Monday, December 5, 2011

A Kink in the Flow

The goats have finally been dried off for the Winter, and the chickens' egg output has dwindled down from a dozen plus per day to two or three each day. In terms of the milking, it is a relief to be free from the daily chore.

We have a few cheeses aging, but will otherwise have to learn to live without fresh goaty goodness until the gals kid in late February/early March. As for the reduction in eggs; well that's just a bummer, no upside to that at all!

Last March, when I was browsing to buy the day-old chicks who have since grown to be our laying flock, I sought a "workhorse" of a breed. Between my research and the glowing recommendations from fellow chicken owners, the Australorp breed really stood head and shoulders above the rest.

Our wish list was this - a sturdy laying breed that was a) friendly b) hardy, health-wise c) would lay during the winter. The 'Lorp fit the bill on all counts.

So I ordered 10 hens and 2 roos, and the hatchery sent us an extra free roo. Out of our original 13, we still have 10. One was butchered (a mean roo), one died of a mystery virus (a nice roo) and one passed away from egg binding. For a flock of free-rangers, that is not a bad rate of attrition. Now the Polishes on the other hand - oy! - hothouse flowers. Never again!

Besides being hardy and better than their fellows at avoiding predation, the 'Lorp girls have indeed kept up their end of the bargain in terms of egg-laying during these first few weeks of dark Fall/Winter. Every last egg that we've collected since mid-November has been a Lorpy egg! We're averaging a dozen and a half to two dozen eggs per week now, as opposed to the 8 or 9 dozen that we were getting at peak production. I can't complain though. Even if it isn't quite enough for us to sell, we still don't have to buy eggs for ourselves, and to me, that's a pretty big deal.

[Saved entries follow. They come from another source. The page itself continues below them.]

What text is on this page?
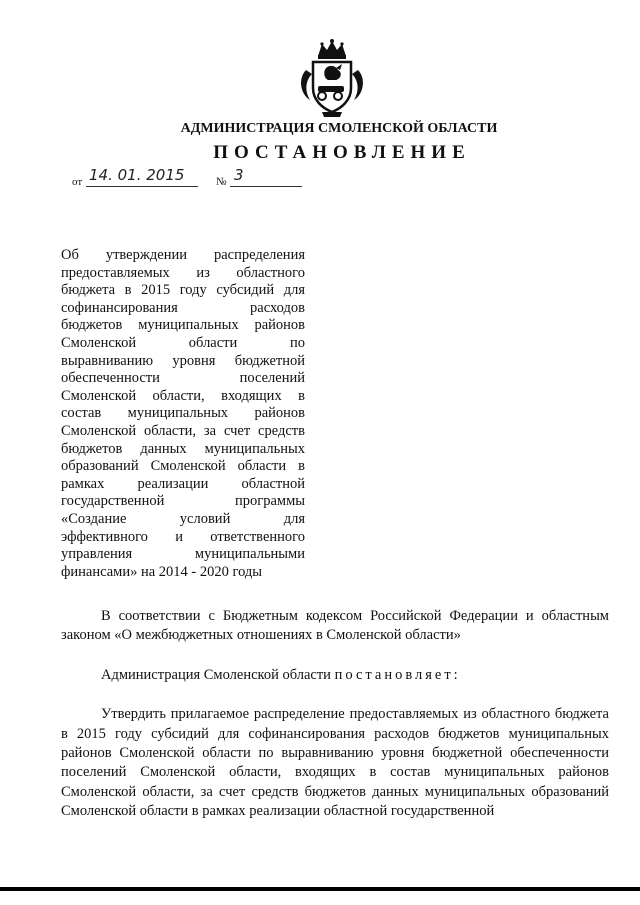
АДМИНИСТРАЦИЯ СМОЛЕНСКОЙ ОБЛАСТИ
ПОСТАНОВЛЕНИЕ
от 14. 01. 2015	№ 3
Об утверждении распределения
предоставляемых из областного
бюджета в 2015 году субсидий для
софинансирования расходов
бюджетов муниципальных районов
Смоленской области по
выравниванию уровня бюджетной
обеспеченности поселений
Смоленской области, входящих в
состав муниципальных районов
Смоленской области, за счет средств
бюджетов данных муниципальных
образований Смоленской области в
рамках реализации областной
государственной программы
«Создание условий для
эффективного и ответственного
управления муниципальными
финансами» на 2014 - 2020 годы

В соответствии с Бюджетным кодексом Российской Федерации и областным законом «О межбюджетных отношениях в Смоленской области»

Администрация Смоленской области постановляет:

Утвердить прилагаемое распределение предоставляемых из областного бюджета в 2015 году субсидий для софинансирования расходов бюджетов муниципальных районов Смоленской области по выравниванию уровня бюджетной обеспеченности поселений Смоленской области, входящих в состав муниципальных районов Смоленской области, за счет средств бюджетов данных муниципальных образований Смоленской области в рамках реализации областной государственной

So I'll take the slow down in production and try to enjoy the break. All of our "baby" hennies are headed toward their first birthdays, and therefore their first Spring of laying. I anticipate a landslide of eggs. :) Add to that the fact that, as best as we can tell without a veterinarian to confirm, we have five (maybe six) pregnant goaties. Keep in mind that twins are the standard in goats and visualize the sproingy-happy kid fest that will be my back pasture in just a few more months. :) We'll be swimming in milk and eggs again before we know it, so right now is our time to hunker down and rest up.